Source code for torchtime.impute

"""
=======================
Missing data imputation
=======================

The following functions are provided to impute missing time series data:

* `Replace missing data with a fixed value <#torchtime.impute.replace_missing>`_
* `Forward imputation <#torchtime.impute.forward_impute>`_
"""

import torch
from torch import Tensor


[docs]def replace_missing(input: Tensor, fill: Tensor, select: Tensor = None) -> Tensor:
    """**Replace missing data with a fixed value by channel.**

    Imputes missing data by replacing all ``NaNs`` with a fixed value by channel. Fill
    values are specified by the ``fill`` argument. All channels are imputed by default,
    however a subset can be imputed by passing the indices to ``select``.

    A common choice of ``fill`` is the mean of each channel in the training data. Under
    this approach, no knowledge of the time series at times *t > i* is required when
    imputing values at time *i*. This is essential if you are developing a model that
    will make online predictions.

    Args:
        input: The tensor to impute. The final dimension must hold channel data.
        fill: Fill values for each channel in the same order as the data. ``fill`` must
            be the same length as the number of channels to be imputed i.e. the number
            of channels in the data or the length of ``select`` if shorter.
        select: Indices for the channels to be imputed (by default all channels are
            imputed).

    Returns:
        Imputed time series.
    """
    assert type(fill) is Tensor, "argument 'fill' must be a Tensor"
    if select is None:
        assert fill.size(0) == input.size(
            -1
        ), "Tensor 'fill' must have same number of channels as input ({})".format(
            input.size(-1)
        )
        select = torch.arange(input.size(-1))
    else:
        assert type(select) is Tensor and fill.size(0) == len(
            select
        ), "'select' must be a Tensor the same length as 'fill' ({})".format(
            fill.size(0)
        )
    # Replace missing values by channel
    output = input.clone()
    j = 0
    for i, channel in enumerate(torch.unbind(output, dim=-1)):
        if i in select:
            channel.nan_to_num_(fill[j])
            j += 1
    return output


[docs]def forward_impute(input: Tensor, fill: Tensor = None, select: Tensor = None) -> Tensor:
    """**Replace missing data with last observation carried forward.**

    Missing data (``NaNs``) are replaced by the previous observation in the channel.

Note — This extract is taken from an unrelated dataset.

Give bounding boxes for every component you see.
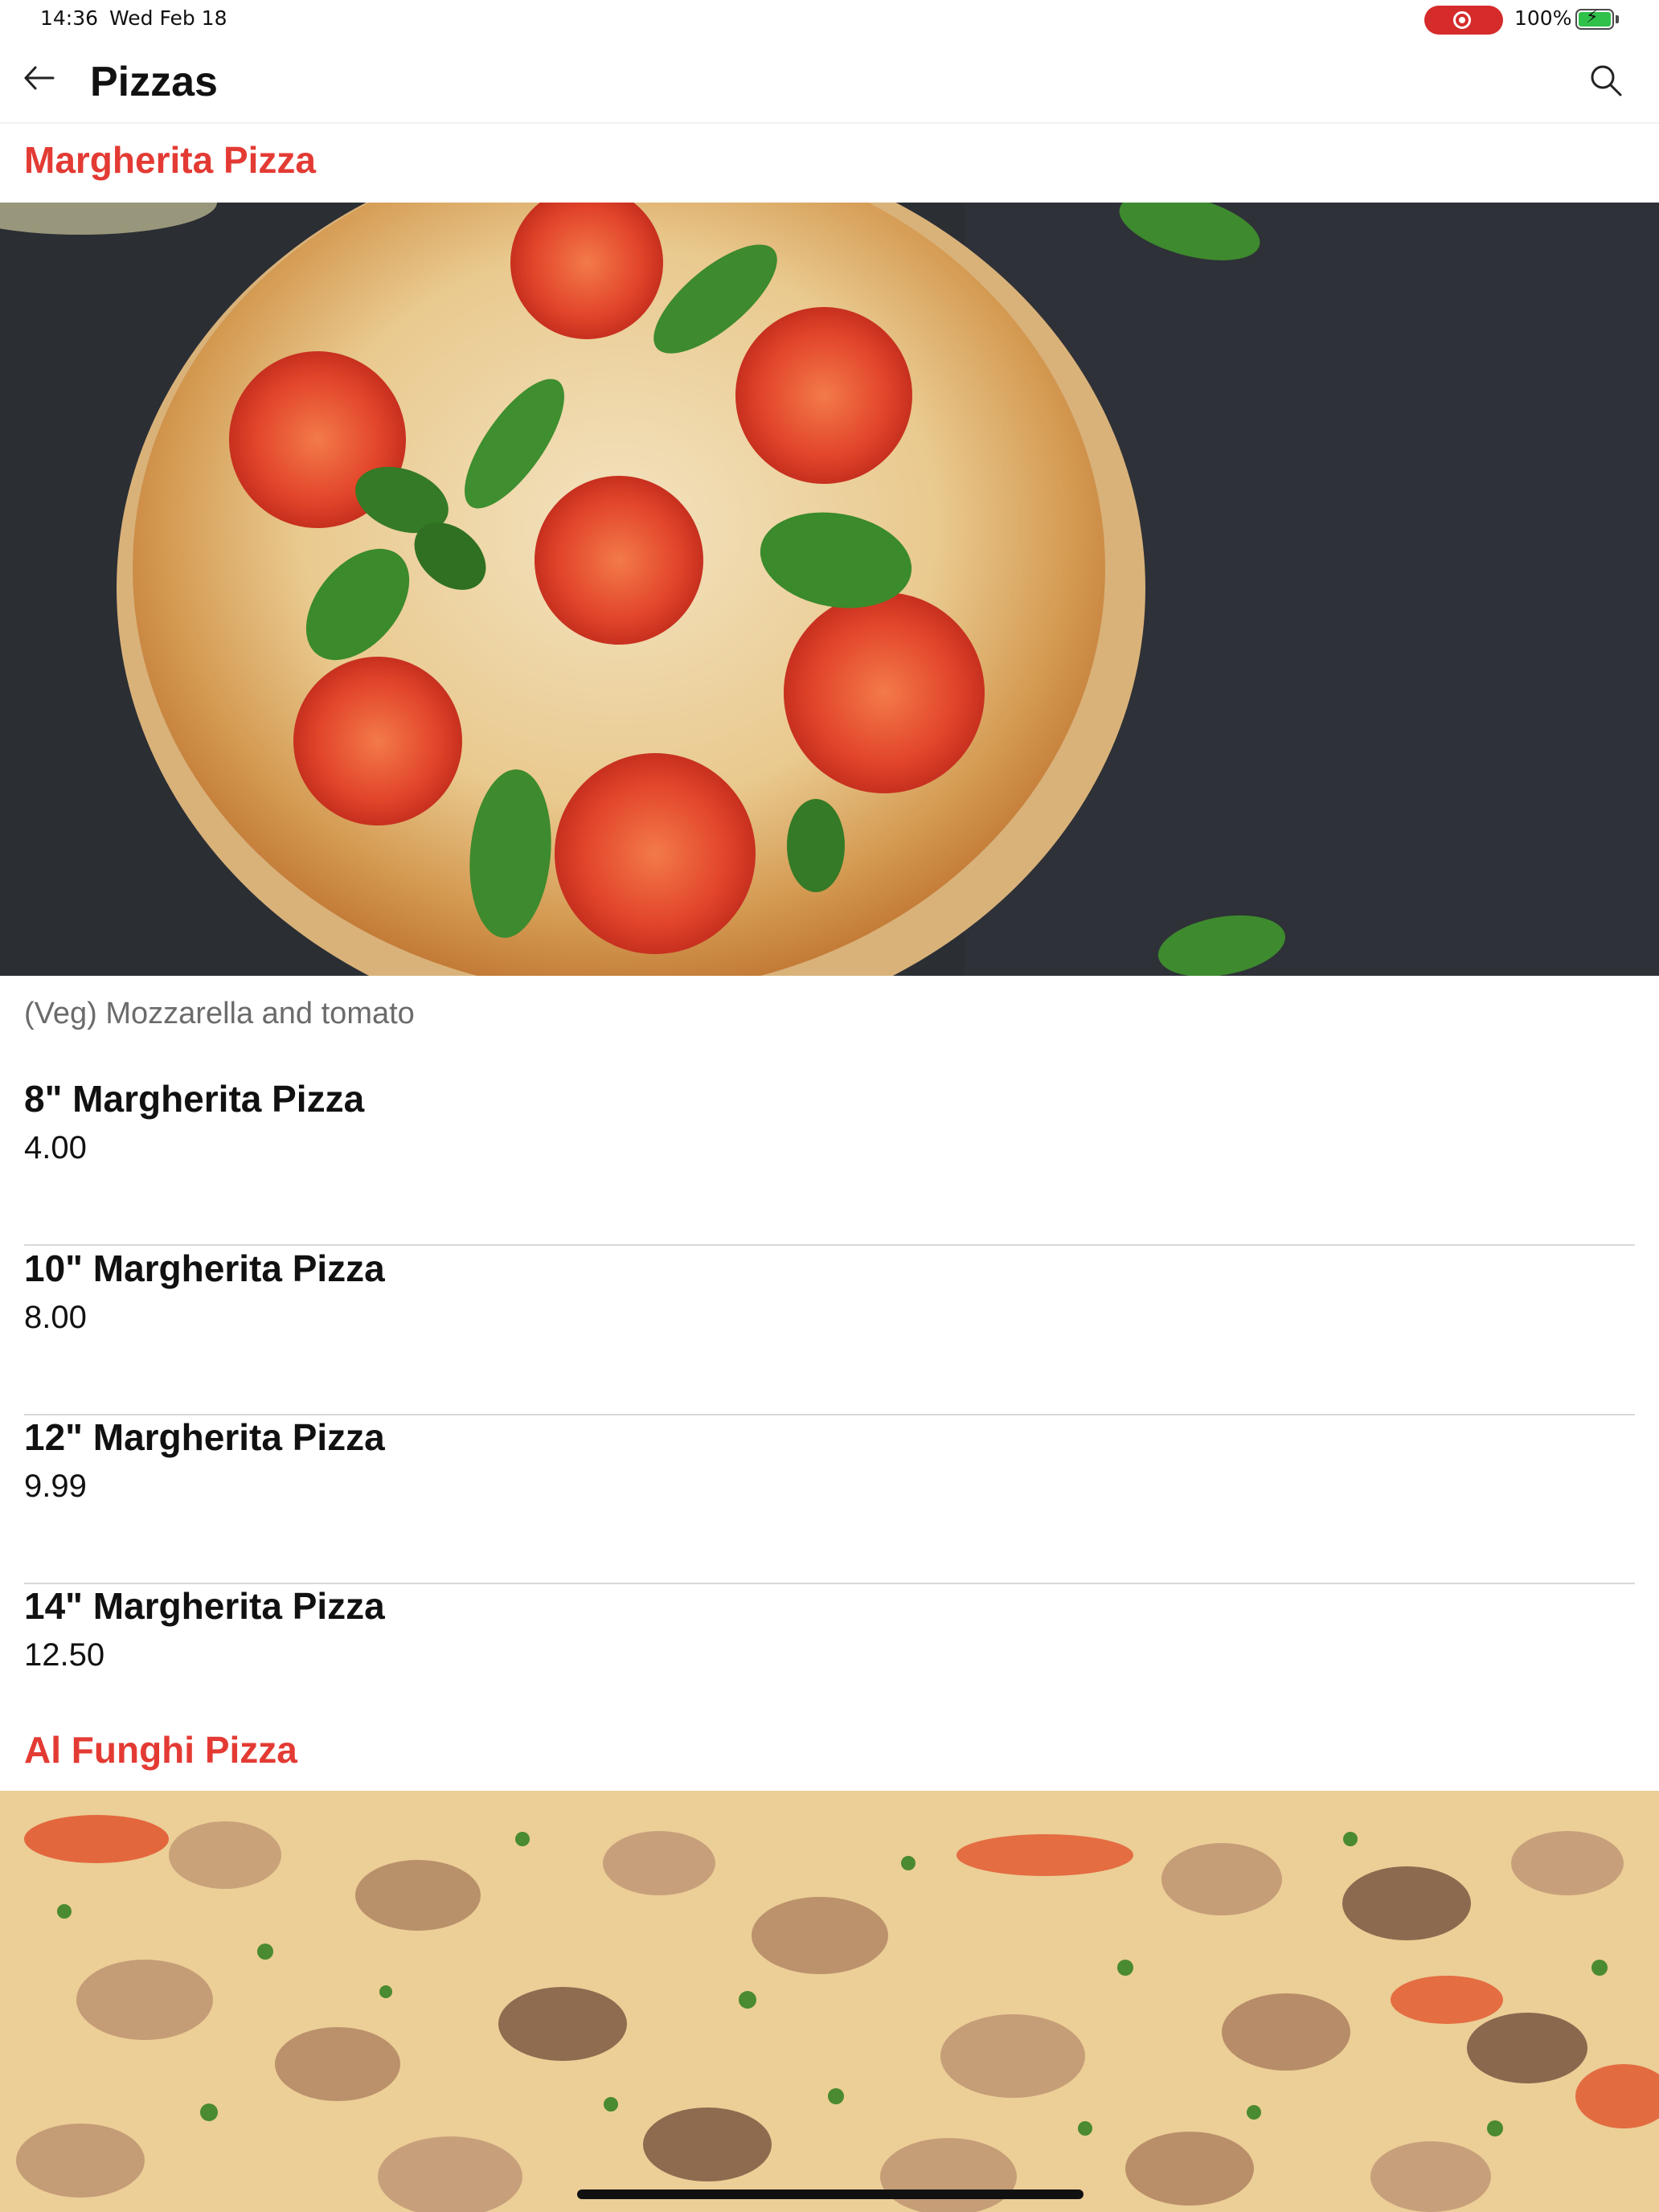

    If the initial value(s) of a channel is ``NaN`` this is replaced with the respective
    value in ``fill`` (only required if an initial value is ``NaN``). All channels are
    imputed by default, however a subset can be imputed by passing the indices to
    ``select``.

    A common choice of ``fill`` is the mean of each channel in the training data. Under
    this approach, no knowledge of the time series at times *t > i* is required when
    imputing values at time *i*. This is essential if you are developing a model that
    will make online predictions.

    .. note::
        Only ``input`` tensors with 3 or fewer dimensions are currently supported. The
        final dimension must hold channel data.

    Args:
        input: The tensor to impute. The final dimension must hold channel data.
        fill: Fill values for each channel in the same order as the data. ``fill`` must
            be the same length as the number of channels to be imputed i.e. the number
            of channels in the data or the length of ``select`` if shorter.
        select: Indices for the channels to be imputed (by default all channels are
            imputed).

    Returns:
        Imputed time series.
    """
    assert len(input.size()) >= 2, "Tensor 'input' must have at least two dimensions"
    if select is None:
        select = torch.arange(input.size(-1))
    # Last observation carried forward (all channels)
    x = input.transpose(-2, -1)  # shape (n, c, s)
    x_mask = torch.logical_not(torch.isnan(x))
    x_mask = torch.cummax(x_mask, -1)[1]
    x_imputed = x.gather(-1, x_mask)
    x_imputed = x_imputed.transpose(-2, -1)  # shape (n, s, c)
    # Update selected channels with imputed data
    output = input.index_copy(-1, select, x_imputed[..., select])
    # Fill initial NaNs
    if torch.sum(torch.isnan(output[..., select])) > 0:
        assert fill is not None, "argument 'fill' must be provided"
        output = replace_missing(output, fill, select)
    return output